Art. 1905. Limiti del risarcimento. L'assicuratore è tenuto a risarcire, nei modi e nei limiti stabiliti dal contratto, il danno sofferto dall'assicurato in conseguenza del sinistro. Collocando il disposto del comma 1 dell'art. 1917 c.c. nel contesto sistematico, rappresentato dagli artt. 1882, 1905 e 2952 c.c., è possibile superare il mero dato letterale che si trae dal suo enunciato.

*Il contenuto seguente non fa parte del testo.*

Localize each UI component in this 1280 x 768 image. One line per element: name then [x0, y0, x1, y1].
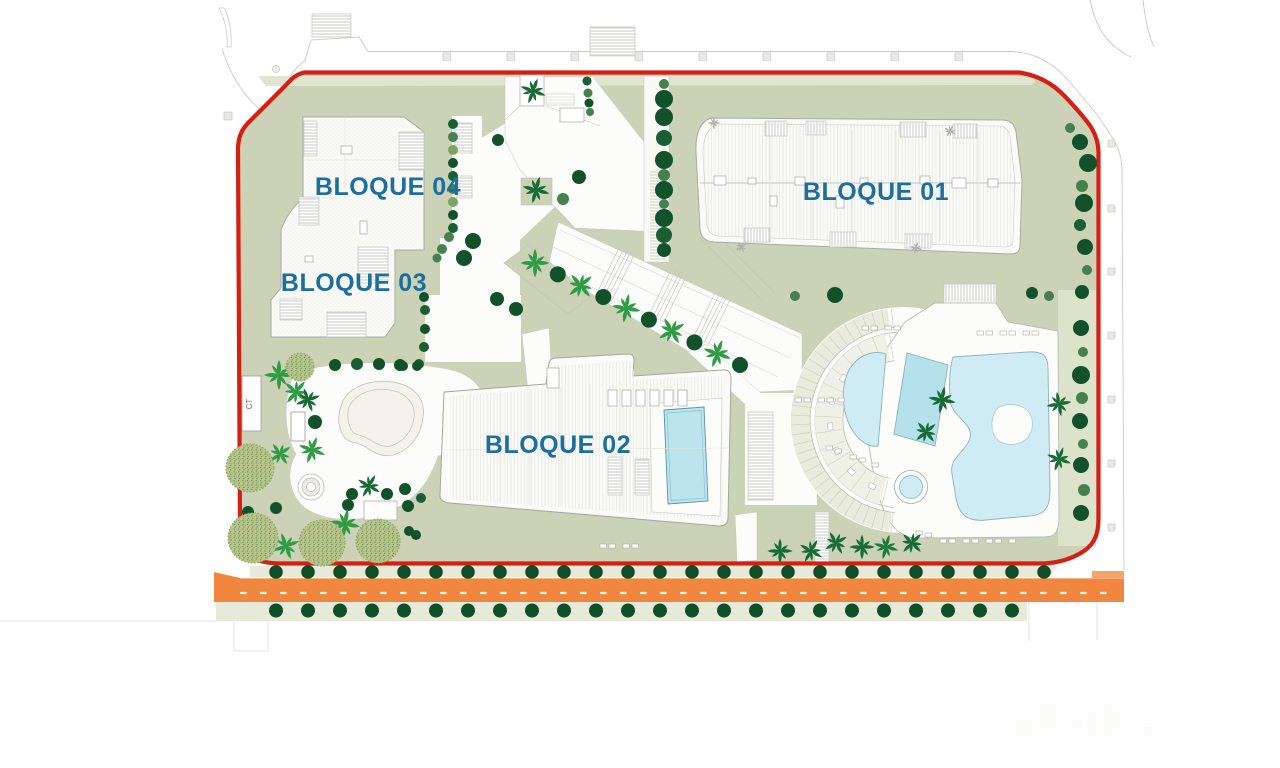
svg-text:BLOQUE 03: BLOQUE 03	[281, 269, 427, 297]
svg-text:BLOQUE 04: BLOQUE 04	[315, 173, 461, 201]
svg-text:CT: CT	[245, 399, 254, 410]
svg-text:BLOQUE 01: BLOQUE 01	[803, 178, 949, 206]
svg-text:BLOQUE 02: BLOQUE 02	[485, 431, 631, 459]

«il discostamento dal modello codicistico introdotto dalla clausola clamis made impura, che è quella che qui interessa, mirando a circoscrivere la copertura assicurativa in dipendenza di un fattore temporale aggiuntivo, rispetto al dato costituito dall'epoca in cui è stata realizzata la condotta lesiva, si inscrive a pieno titolo nei modi e nei limiti stabiliti dal contratto, entro i quali, a norma dell'art. 1905 c.c., l'assicuratore è tenuto a risarcire il danno sofferto dall'assicurato. E poichè non è seriamente predicabile che l'assicurazione della responsabilità civile sia ontologicamente incompatibile con tale disposizione, il patto claims made è volto in definitiva a stabilire quali siano, rispetto all'archetipo fissato dall'art. 1917 c.c., i sinistri indennizzabili, così venendo a delimitare l'oggetto, piuttosto che la responsabilità.»

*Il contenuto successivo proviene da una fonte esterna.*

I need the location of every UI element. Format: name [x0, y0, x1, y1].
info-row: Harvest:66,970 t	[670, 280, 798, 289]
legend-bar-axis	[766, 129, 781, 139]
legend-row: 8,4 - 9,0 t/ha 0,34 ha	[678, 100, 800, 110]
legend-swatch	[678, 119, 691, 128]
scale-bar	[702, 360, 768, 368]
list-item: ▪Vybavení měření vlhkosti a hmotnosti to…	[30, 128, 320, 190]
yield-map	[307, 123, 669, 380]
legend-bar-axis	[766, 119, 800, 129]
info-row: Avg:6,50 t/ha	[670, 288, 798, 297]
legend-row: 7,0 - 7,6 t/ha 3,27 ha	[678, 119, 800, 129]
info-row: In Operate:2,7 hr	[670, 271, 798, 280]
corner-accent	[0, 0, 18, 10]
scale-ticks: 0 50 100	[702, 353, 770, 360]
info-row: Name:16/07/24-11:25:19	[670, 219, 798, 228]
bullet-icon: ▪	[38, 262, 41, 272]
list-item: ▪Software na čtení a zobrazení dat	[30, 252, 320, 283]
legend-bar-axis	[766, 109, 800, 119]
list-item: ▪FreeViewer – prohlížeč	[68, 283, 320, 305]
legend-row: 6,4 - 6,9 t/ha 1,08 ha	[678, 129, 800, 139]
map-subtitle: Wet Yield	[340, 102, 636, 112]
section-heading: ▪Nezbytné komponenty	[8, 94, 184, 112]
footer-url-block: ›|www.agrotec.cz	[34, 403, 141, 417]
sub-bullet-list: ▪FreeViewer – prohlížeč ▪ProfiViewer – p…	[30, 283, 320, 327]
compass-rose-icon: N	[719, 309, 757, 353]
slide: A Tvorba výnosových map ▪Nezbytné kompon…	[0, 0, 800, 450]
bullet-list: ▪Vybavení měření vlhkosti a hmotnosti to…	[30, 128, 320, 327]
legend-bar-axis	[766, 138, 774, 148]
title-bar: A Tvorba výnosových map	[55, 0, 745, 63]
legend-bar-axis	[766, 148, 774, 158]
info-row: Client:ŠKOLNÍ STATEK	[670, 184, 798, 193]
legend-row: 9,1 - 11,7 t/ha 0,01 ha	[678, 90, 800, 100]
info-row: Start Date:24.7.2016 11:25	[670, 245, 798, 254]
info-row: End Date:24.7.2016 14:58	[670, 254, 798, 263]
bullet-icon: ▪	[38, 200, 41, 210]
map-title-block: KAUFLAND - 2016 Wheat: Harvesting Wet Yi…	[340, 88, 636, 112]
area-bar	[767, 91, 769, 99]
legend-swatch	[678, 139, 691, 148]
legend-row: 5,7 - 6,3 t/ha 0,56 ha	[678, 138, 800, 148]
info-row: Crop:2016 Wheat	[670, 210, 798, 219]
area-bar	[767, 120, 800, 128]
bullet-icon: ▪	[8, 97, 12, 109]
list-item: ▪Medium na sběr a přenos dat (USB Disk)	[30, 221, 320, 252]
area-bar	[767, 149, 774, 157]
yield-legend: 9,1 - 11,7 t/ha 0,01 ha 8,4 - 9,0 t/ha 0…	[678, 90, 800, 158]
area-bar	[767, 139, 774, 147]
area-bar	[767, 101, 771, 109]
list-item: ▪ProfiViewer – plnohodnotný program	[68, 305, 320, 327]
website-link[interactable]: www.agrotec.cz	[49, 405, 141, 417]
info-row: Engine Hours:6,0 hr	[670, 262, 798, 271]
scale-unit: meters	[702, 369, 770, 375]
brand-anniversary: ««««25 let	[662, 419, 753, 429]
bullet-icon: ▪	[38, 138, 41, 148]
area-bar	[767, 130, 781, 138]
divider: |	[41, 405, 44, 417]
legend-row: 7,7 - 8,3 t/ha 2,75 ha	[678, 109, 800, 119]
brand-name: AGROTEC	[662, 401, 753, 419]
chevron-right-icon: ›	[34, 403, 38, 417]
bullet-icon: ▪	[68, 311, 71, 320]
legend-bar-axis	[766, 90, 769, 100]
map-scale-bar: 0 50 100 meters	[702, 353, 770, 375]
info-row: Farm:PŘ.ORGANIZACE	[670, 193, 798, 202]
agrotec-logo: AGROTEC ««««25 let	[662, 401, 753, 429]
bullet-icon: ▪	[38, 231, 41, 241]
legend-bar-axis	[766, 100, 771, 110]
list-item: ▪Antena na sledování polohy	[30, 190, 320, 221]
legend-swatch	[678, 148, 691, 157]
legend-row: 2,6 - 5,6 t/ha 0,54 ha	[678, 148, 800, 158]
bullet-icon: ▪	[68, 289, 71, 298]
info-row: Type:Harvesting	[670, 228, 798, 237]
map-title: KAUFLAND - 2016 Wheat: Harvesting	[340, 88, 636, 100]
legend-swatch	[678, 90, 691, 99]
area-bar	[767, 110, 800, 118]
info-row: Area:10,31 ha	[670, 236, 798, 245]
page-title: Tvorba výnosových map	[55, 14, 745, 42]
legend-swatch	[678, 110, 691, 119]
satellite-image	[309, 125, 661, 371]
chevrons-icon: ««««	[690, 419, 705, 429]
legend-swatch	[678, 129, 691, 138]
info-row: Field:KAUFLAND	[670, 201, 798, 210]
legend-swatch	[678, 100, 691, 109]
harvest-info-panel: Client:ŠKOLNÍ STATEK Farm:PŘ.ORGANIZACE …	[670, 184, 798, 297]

«E' sufficiente al riguardo considerare che la prospettazione dell'immeritevolezza è, in via di principio, infondata con riferimento alle clausole c.d. pure, che, non prevedendo limitazioni temporali alla loro retroattività, svalutano del tutto la rilevanza dell'epoca di commissione del fatto illecito, mentre l'esito dello scrutinio sembra assai più problematico con riferimento alle clausole c.d. impure, a partire da quella, particolarmente penalizzante, che limita la copertura alla sola ipotesi che, durante il tempo dell'assicurazione, intervengano sia il sinistro che la richiesta di risarcimento»

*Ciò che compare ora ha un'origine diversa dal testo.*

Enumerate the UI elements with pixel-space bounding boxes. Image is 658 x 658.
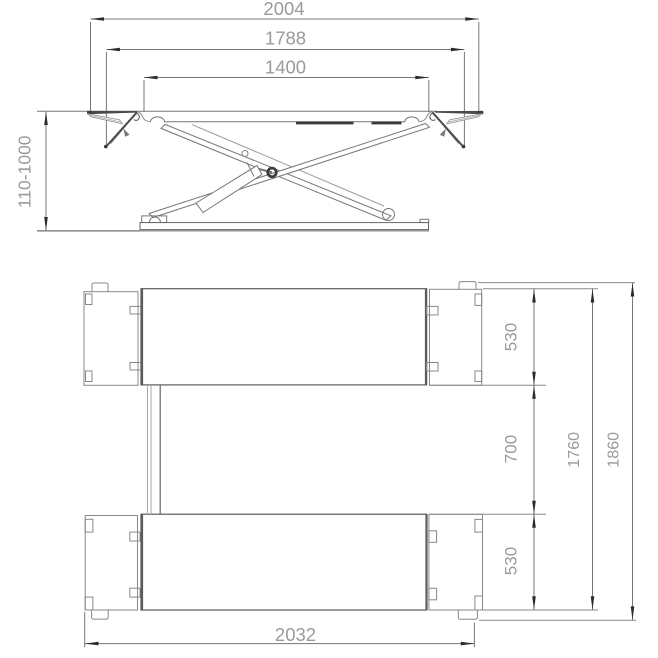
svg-text:1788: 1788	[265, 28, 306, 49]
svg-text:2032: 2032	[275, 624, 316, 645]
svg-text:530: 530	[502, 323, 521, 351]
svg-text:1860: 1860	[606, 432, 623, 468]
svg-text:700: 700	[502, 435, 521, 463]
svg-text:2004: 2004	[263, 0, 304, 19]
svg-text:530: 530	[502, 547, 521, 575]
svg-text:1760: 1760	[566, 432, 583, 468]
svg-text:110-1000: 110-1000	[15, 135, 35, 208]
svg-text:1400: 1400	[265, 57, 306, 78]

Nel contratto di assicurazione della responsabilità civile la clausola che subordina l'operatività della copertura assicurativa alla circostanza che tanto il fatto illecito quanto la richiesta risarcitoria intervengano entro il periodo di efficacia del contratto o, comunque, entro determinati periodi di tempo, preventivamente individuati (c.d. clausola clams made mista o impura) non è vessatoria; essa, in presenza di determinate condizioni, può tuttavia essere dichiarata nulla per difetto di meritevolezza ovvero, laddove sia applicabile la disciplina di cui al decreto legislativo n. 206 del 2005, per il fatto di determinare, a carico del consumatore, un significativo squilibrio dei diritti e degli obblighi derivanti dal contratto
Corte Appello Torino sez. IV 29/06/2016 Si pronuncia per la meritevolezza della clausola in virtù dell'«estensione dell'efficacia della polizza nei due anni precedenti alla stipula » e dell'«ulteriore estensione di un anno successivo alla cessazione» del periodo assicurativo, considerate entrambe « condizione di favore per l'assicurato », ed inoltre tenuto conto del fatto che questi era un « professionista non esordiente » (un dentista), come tale interessato « ad assicurare i propri comportamenti antecedenti alla stipula ».